Published: April 26, 2015

Somali refugees
Over 1000 Somali refugees arrived in Somalia’a semi-autonomous region on Sunday, making it the highest number of refugees escaping the violence in the middle-eastern country to arrive in Puntland in a single day.
Authorities said that 1200 Somali refugees with other nationalities crossed the sea between Somalia and Yemen after a 12-hour journey by boat to reach the port town of Bossaso. They were received by the local officials at the harbour.
Later on they were transferred to makeshift camps.
People displaced by the civil war in Yemen are taking speedboats and ferries across the Gulf of Aden to reach neighbouring African countries where refugee camps are already stretched thin, raising fears that prolonged fighting could strain humanitarian resources.
The influx of refugees is likely only to grow. In a report, the International Federation of Red Cross and Red Crescent Societies predicted that as many a million people now in Yemen could be expected to flee and that their most likely path out is by sea to Djibouti or nearby Somalia in the Horn of Africa.
But recently, Somalia’s semi-autonomous region officials said that they are struggling to cope with the influx of refugees, appealing to the International organisations for humanitarian assistance.
The U.N. refugee agency said weeks ago it was making contingency plans to support 30,000 Yemeni refugees in Djibouti and 100,000 in Somalia.

Back in Yemen, Tens of thousands of Somali citizens are still stuck in the violence, many in conflict-zones.
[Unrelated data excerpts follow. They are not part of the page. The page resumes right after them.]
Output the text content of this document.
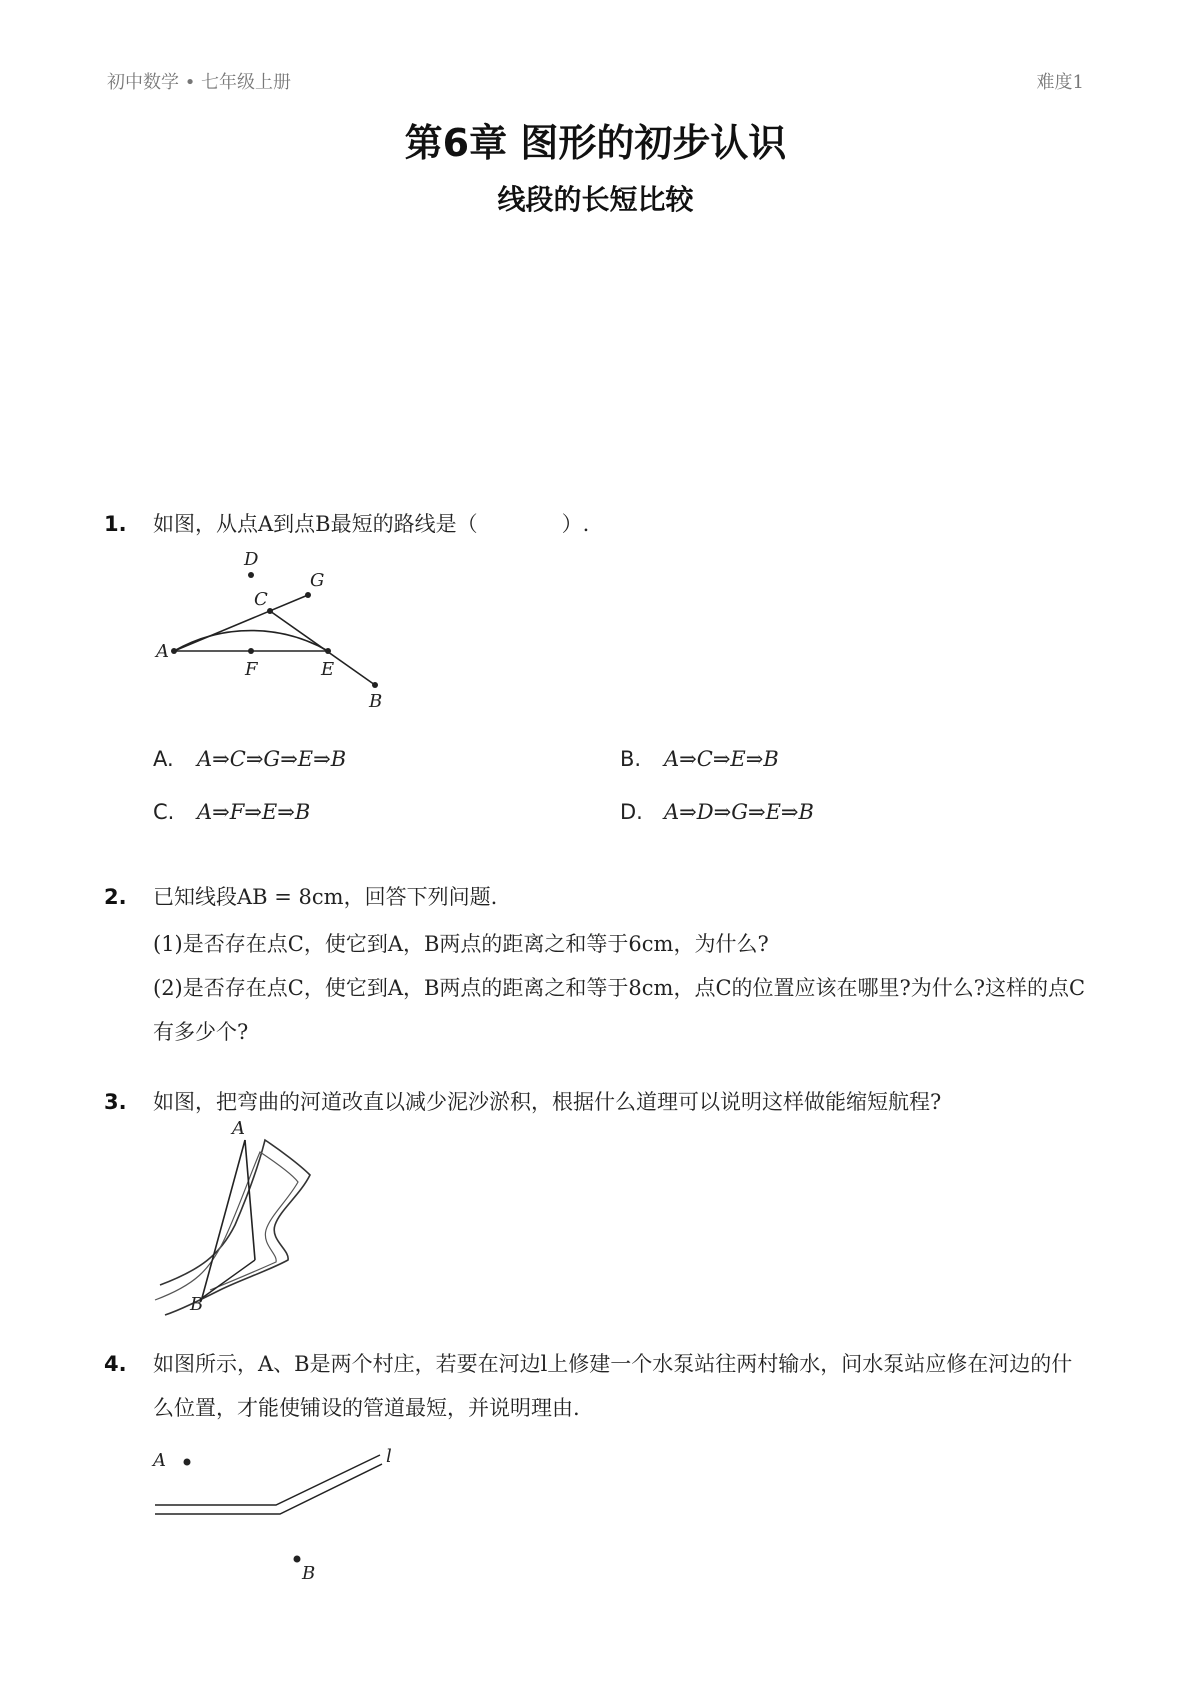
初中数学 • 七年级上册	难度1
第6章 图形的初步认识
线段的长短比较
1. 如图，从点A到点B最短的路线是（　　　　）.
A
D
G
C
F	E
B
A. A⇒C⇒G⇒E⇒B	B. A⇒C⇒E⇒B
C. A⇒F⇒E⇒B	D. A⇒D⇒G⇒E⇒B
2. 已知线段AB = 8cm，回答下列问题.
(1)是否存在点C，使它到A，B两点的距离之和等于6cm，为什么?
(2)是否存在点C，使它到A，B两点的距离之和等于8cm，点C的位置应该在哪里?为什么?这样的点C有多少个?
3. 如图，把弯曲的河道改直以减少泥沙淤积，根据什么道理可以说明这样做能缩短航程?
A
B
4. 如图所示，A、B是两个村庄，若要在河边l上修建一个水泵站往两村输水，问水泵站应修在河边的什么位置，才能使铺设的管道最短，并说明理由.
A	l
B
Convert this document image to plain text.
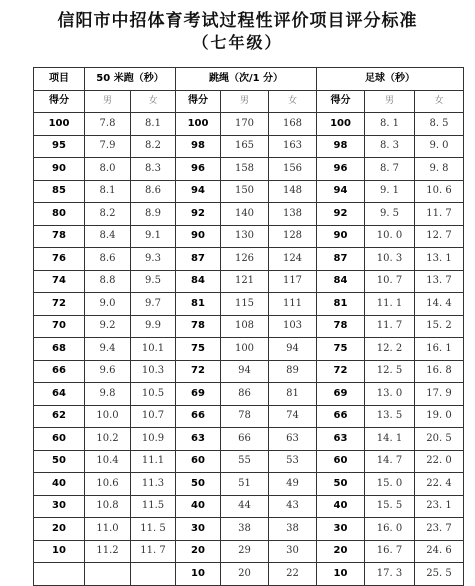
信阳市中招体育考试过程性评价项目评分标准
（七年级）
项目	50 米跑（秒）		跳绳（次/1 分）			足球（秒）		
得分	男	女	得分	男	女	得分	男	女
100	7.8	8.1	100	170	168	100	8. 1	8. 5
95	7.9	8.2	98	165	163	98	8. 3	9. 0
90	8.0	8.3	96	158	156	96	8. 7	9. 8
85	8.1	8.6	94	150	148	94	9. 1	10. 6
80	8.2	8.9	92	140	138	92	9. 5	11. 7
78	8.4	9.1	90	130	128	90	10. 0	12. 7
76	8.6	9.3	87	126	124	87	10. 3	13. 1
74	8.8	9.5	84	121	117	84	10. 7	13. 7
72	9.0	9.7	81	115	111	81	11. 1	14. 4
70	9.2	9.9	78	108	103	78	11. 7	15. 2
68	9.4	10.1	75	100	94	75	12. 2	16. 1
66	9.6	10.3	72	94	89	72	12. 5	16. 8
64	9.8	10.5	69	86	81	69	13. 0	17. 9
62	10.0	10.7	66	78	74	66	13. 5	19. 0
60	10.2	10.9	63	66	63	63	14. 1	20. 5
50	10.4	11.1	60	55	53	60	14. 7	22. 0
40	10.6	11.3	50	51	49	50	15. 0	22. 4
30	10.8	11.5	40	44	43	40	15. 5	23. 1
20	11.0	11. 5	30	38	38	30	16. 0	23. 7
10	11.2	11. 7	20	29	30	20	16. 7	24. 6
			10	20	22	10	17. 3	25. 5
Somalia’s federal government has failed to implement its evacuation program pledge other countries have scrambled to evacuate their nationals.
For two decades, Somalis fleeing their failed state found in Yemen a safe haven, a place to work, and a gateway to wealthier Gulf States.
Meanwhile, Links between Somali Islamist insurgency al-Shabaab and Yemen-based Al-Qaida in the Arabian Peninsula (AQAP) have raised fears that terror groups may take advantage of new migration flows.